The Lispy Calculator is a minimal subset of Scheme. It supports only five syntactic forms: two atomic types, two special forms, and the procedure call. It can handle any calculation a standard calculator can, provided you use prefix notation. Additionally, it introduces variable definitions and conditional logic.

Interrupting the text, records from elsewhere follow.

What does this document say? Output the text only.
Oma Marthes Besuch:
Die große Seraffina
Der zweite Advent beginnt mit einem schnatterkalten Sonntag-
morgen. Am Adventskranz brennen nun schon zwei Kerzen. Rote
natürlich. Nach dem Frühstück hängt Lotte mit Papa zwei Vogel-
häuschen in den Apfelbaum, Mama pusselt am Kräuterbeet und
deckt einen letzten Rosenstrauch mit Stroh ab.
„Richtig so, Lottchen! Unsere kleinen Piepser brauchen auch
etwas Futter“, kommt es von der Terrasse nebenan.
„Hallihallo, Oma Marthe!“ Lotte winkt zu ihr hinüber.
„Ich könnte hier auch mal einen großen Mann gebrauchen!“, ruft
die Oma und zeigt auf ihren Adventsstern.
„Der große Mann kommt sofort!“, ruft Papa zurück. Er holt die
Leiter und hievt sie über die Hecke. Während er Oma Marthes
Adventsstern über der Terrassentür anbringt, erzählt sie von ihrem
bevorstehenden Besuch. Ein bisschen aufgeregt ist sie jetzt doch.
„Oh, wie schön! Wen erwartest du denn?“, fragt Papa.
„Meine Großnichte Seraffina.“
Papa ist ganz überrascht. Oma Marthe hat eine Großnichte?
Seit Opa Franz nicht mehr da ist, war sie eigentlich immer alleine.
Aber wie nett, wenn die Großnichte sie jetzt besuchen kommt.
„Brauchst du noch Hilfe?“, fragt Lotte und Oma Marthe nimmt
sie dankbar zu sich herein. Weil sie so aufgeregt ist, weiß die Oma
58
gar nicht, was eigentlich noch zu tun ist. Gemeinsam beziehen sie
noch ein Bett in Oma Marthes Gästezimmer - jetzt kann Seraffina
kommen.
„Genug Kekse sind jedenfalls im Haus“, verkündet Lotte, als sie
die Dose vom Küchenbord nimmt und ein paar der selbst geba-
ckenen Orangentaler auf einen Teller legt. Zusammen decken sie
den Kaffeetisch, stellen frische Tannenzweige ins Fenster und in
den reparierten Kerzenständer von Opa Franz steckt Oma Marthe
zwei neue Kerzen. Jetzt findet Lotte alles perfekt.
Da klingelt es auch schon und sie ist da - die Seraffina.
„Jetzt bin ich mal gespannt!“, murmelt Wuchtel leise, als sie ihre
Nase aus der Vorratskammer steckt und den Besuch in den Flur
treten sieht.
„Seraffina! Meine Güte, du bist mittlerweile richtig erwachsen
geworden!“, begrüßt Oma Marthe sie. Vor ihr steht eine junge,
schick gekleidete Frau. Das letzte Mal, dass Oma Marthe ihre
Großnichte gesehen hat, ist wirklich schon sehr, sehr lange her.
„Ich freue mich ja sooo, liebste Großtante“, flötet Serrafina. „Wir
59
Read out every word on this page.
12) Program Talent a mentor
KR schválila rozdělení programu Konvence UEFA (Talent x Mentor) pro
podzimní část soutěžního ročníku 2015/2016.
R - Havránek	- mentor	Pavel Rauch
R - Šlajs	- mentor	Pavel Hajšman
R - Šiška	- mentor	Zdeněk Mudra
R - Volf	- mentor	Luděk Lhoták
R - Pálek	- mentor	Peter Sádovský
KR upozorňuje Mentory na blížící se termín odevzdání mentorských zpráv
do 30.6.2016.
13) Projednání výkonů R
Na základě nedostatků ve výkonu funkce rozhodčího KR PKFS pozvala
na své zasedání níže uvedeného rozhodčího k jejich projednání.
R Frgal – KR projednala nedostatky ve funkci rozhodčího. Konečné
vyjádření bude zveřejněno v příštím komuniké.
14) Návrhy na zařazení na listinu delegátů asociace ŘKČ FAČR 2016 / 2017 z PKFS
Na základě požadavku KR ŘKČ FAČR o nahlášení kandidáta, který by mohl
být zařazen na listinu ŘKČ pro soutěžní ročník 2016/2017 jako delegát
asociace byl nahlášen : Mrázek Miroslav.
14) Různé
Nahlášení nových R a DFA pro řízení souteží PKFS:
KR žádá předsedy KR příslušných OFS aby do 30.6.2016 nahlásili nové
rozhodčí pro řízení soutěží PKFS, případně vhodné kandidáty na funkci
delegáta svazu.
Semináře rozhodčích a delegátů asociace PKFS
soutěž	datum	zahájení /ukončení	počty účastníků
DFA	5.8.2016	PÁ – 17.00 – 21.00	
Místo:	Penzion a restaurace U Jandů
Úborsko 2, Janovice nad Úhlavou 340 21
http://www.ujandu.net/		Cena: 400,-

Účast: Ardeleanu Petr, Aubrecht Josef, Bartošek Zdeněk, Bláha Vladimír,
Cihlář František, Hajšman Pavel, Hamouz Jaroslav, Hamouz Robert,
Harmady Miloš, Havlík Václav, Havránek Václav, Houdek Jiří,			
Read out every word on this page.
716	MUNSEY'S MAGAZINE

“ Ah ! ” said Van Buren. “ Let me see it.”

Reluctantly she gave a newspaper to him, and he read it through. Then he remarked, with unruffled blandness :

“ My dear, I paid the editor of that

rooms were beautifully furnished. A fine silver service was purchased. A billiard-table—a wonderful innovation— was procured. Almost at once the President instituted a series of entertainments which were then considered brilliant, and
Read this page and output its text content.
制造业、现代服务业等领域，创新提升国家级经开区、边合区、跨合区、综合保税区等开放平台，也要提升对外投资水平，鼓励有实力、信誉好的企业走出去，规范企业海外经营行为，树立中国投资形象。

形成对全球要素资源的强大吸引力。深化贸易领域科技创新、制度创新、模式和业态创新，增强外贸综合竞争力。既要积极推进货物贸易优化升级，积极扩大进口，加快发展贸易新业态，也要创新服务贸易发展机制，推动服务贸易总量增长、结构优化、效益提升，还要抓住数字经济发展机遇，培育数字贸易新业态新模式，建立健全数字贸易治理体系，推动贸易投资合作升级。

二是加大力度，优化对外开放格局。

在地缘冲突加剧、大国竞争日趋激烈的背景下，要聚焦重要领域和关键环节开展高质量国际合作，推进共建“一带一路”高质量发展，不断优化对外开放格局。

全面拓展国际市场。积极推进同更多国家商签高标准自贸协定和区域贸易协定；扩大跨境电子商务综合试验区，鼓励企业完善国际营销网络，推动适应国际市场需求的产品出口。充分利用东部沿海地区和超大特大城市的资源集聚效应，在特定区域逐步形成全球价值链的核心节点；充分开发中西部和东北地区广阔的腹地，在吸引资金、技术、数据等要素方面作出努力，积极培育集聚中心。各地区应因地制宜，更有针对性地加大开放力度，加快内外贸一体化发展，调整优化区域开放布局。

Example: Calculating the area of a circle ( $\pi r^2$ ) with $r=10$

(define r 10)
(* pi (* r r))

Expression Reference Table

Expression	Syntax	Semantics & Example
Variable Reference	`symbol`	The symbol is treated as a name; it evaluates to the variable's stored value. <br> Ex: `r` $\rightarrow$ 10
Constant	`number`	A literal number evaluates to itself. <br> Ex: `12` $\rightarrow$ 12
Conditional	`(if test conseq alt)`	Evaluates `test`. If true, returns `conseq`; otherwise, returns `alt`. <br> Ex: `(if (< 10 20) (+ 1 1) (+ 3 3))` $\rightarrow$ 6
Definition	`(define symbol exp)`	Creates a new variable `symbol` and assigns it the value of `exp`.
Procedure Call	`(proc args...)`	If `proc` isn't `if`, `define`, or `quote`, it's a function. Evaluate `proc` and `args`, then apply the function. <br> Ex: `(sqrt ( 2 8))` $\rightarrow$ 4.0*

Anatomy of a Language Interpreter

An interpreter is divided into two primary stages:

Parsing: This component converts a raw string of characters into an internal representation. It verifies the syntax and typically produces an Abstract Syntax Tree (AST), which mirrors the nested structure of the code.
- Note: A compiler also starts with an AST but translates it into a series of machine-executable instructions rather than executing it directly.
Execution: The AST is processed according to the language's semantic rules. In our implementation, the execution function is named eval (which overrides Python's native eval function).

The Interpretation Pipeline

Practical Example: If we provide a program like (begin (def..., the interpreter will parse the string into a tree and then eval that tree to produce the final output.